On Friday, May 5, an agenda was posted that showed the report would not be made in public, as those who regularly attend the meetings had expected, but behind closed doors in the May 9 executive session.

Prior to the May 9 meeting, The Voice asked FJWSS commission attorney C.D. Rhodes how the Freedom of Information law provided for such a report to be presented in private.

Rhodes explained that there were several reasons, including that the report to be presented was still in draft form and, therefore was not a public document and that such a private discussion was allowed under the attorney/client privilege.

According to Jay Bender, media attorney for the South Carolina Press Association, of which The Voice is a member, both reasons may not have met the requirements of the S.C. Freedom of Information Act for open meetings.

“A document becomes a public record when it is in the possession of the public body or used by the public body. There is no language in the law that conditions public access to records upon the record being approved,” Bender said.

Rhodes announced prior to going into executive session, that he “had the opportunity to view the report, but you (the commissioners) have not. You’ve not received it,” he emphasized.

As for Rhodes’ suggestion that the private discussion about the analysis was allowed under the attorney-client privilege, Bender had this to say.

“The board may receive legal advice in a closed session if the advice is in a circumstance covered by the attorney-client privilege,” Bender said. “If the engineer is in the closed meeting, there can be no attorney-client privilege because the privilege governs confidential communications between a lawyer and the client.”

The FJWSS board is Rhodes’ client, not Bingham. The entire county council as well as attorneys for the county and Town of Winnsboro were also invited into the executive session to hear the presentation which, Bender said, also presented a problem.

“The presence of a third party precludes the attorney-client privilege,” Bender said.

While a quorum of the county council constituted a public meeting, their meeting was not posted as required by law.

“The attendance of a quorum of county council members means that county council was holding a meeting which should have been preceded by notice and convened in public,” Bender added. “The result is a compound violation of the law:  two public bodies disregarding the legal requirements for meetings.”

Prior to the FJWSS voting to go into executive session, Rhodes added that privacy was necessary because of the threat of litigation that could occur as a result of the choice that would eventually be made by the FJWSS commission as to the location of the wastewater treatment plant.

Rhodes’ Statement

“We’re going to discuss preliminary drafts of the alternative analysis that’s been prepared by American Engineering. The original scope of work you all asked for or the commission authorized, asked, among many factors that are being considered, that American Engineering consider litigation risks, permitting risks with respect to both possible locations.
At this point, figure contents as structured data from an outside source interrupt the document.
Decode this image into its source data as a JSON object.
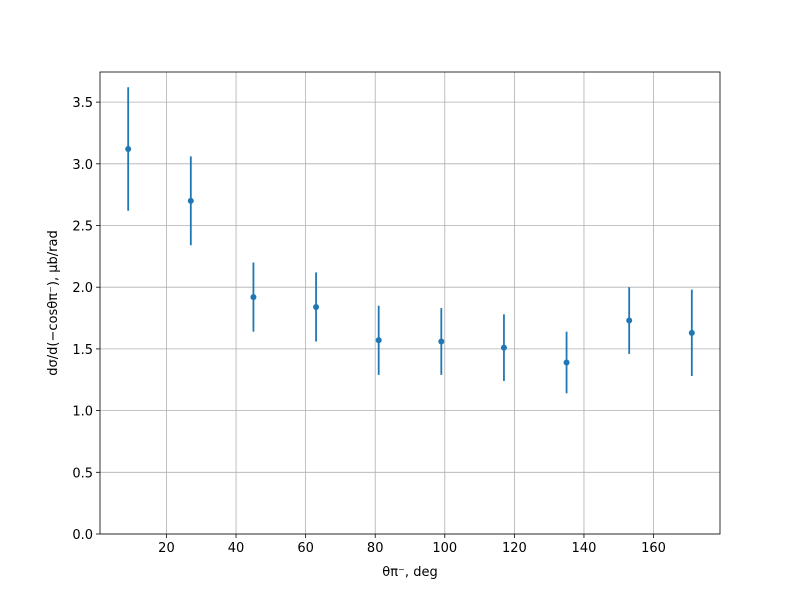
{
  "chart_data": {
    "type": "errorbar",
    "xlabel": "θπ⁻, deg",
    "ylabel": "dσ/d(−cosθπ⁻), μb/rad",
    "x": [
      9,
      27,
      45,
      63,
      81,
      99,
      117,
      135,
      153,
      171
    ],
    "values": [
      3.12,
      2.7,
      1.92,
      1.84,
      1.57,
      1.56,
      1.51,
      1.39,
      1.73,
      1.63
    ],
    "errors": [
      0.5,
      0.36,
      0.28,
      0.28,
      0.28,
      0.27,
      0.27,
      0.25,
      0.27,
      0.35
    ],
    "color": "#1f77b4",
    "xlim": [
      0.9,
      179.1
    ],
    "ylim": [
      0,
      3.744
    ],
    "xticks": [
      20,
      40,
      60,
      80,
      100,
      120,
      140,
      160
    ],
    "yticks": [
      {
        "value": 0,
        "label": "0.0"
      },
      {
        "value": 0.5,
        "label": "0.5"
      },
      {
        "value": 1,
        "label": "1.0"
      },
      {
        "value": 1.5,
        "label": "1.5"
      },
      {
        "value": 2,
        "label": "2.0"
      },
      {
        "value": 2.5,
        "label": "2.5"
      },
      {
        "value": 3,
        "label": "3.0"
      },
      {
        "value": 3.5,
        "label": "3.5"
      }
    ],
    "grid": true
  }
}
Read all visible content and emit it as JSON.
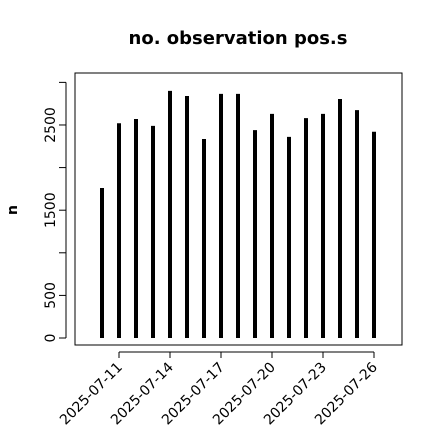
{
  "chart_data": {
    "type": "spike",
    "title": "no. observation pos.s",
    "y_label": "n",
    "x": [
      "2025-07-10",
      "2025-07-11",
      "2025-07-12",
      "2025-07-13",
      "2025-07-14",
      "2025-07-15",
      "2025-07-16",
      "2025-07-17",
      "2025-07-18",
      "2025-07-19",
      "2025-07-20",
      "2025-07-21",
      "2025-07-22",
      "2025-07-23",
      "2025-07-24",
      "2025-07-25",
      "2025-07-26"
    ],
    "values": [
      1760,
      2520,
      2570,
      2490,
      2900,
      2840,
      2335,
      2865,
      2865,
      2440,
      2630,
      2360,
      2580,
      2630,
      2805,
      2675,
      2420
    ],
    "color": "#000000",
    "xlim": [
      "2025-07-09",
      "2025-07-27"
    ],
    "xticks": [
      "2025-07-11",
      "2025-07-14",
      "2025-07-17",
      "2025-07-20",
      "2025-07-23",
      "2025-07-26"
    ],
    "xtick_colors": [
      "#000000",
      "#000000",
      "#228b22",
      "#000000",
      "#000000",
      "#000000"
    ],
    "ylim": [
      -82,
      3110
    ],
    "yticks": [
      0,
      500,
      {
        "value": 1000,
        "label": null
      },
      1500,
      {
        "value": 2000,
        "label": null
      },
      2500,
      {
        "value": 3000,
        "label": null
      }
    ]
  }
}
That is not a theoretical risk. We have not received a demand letter or anything along those lines. We are aware that there are various groups out there that oppose both locations and the risk of litigation is very real. We need to make sure that the information that we’re including in the final version of this report is based on accurate facts and that the report itself does not include information that is better presented to you as legal advice by me that would be subject professionally to attorney-client privilege.

[As for] the report itself, I believe the intent of this commission is to make it public to the extent that the information could be made public and shouldn’t be privileged, to make public as quickly as possible. But in order to make it public, we really have to have the opportunity to review it and to make sure that the information as presented to the public is factually accurate and doesn’t include information that’s going to ultimately be prejudicial to one system if we were subject to litigation,

So this is the ultimate purpose of this executive session, for you to receive my advice based on the information that’s in the report. I had the opportunity to view the report, but you have not. You’ve not received it. As soon as we are able to finalize it, make sure that it is sanitized, you will receive it and at that time it will become FOI-able. But we need to make sure it’s in proper form first.”

The information presented during the executive session is next expected to go to the commission’s technical committee for study and could be made public at the regular June 27 meeting, at which time, Rhodes said, the public would be able to obtain it through an FOI request, which could take up to 50 days for a response.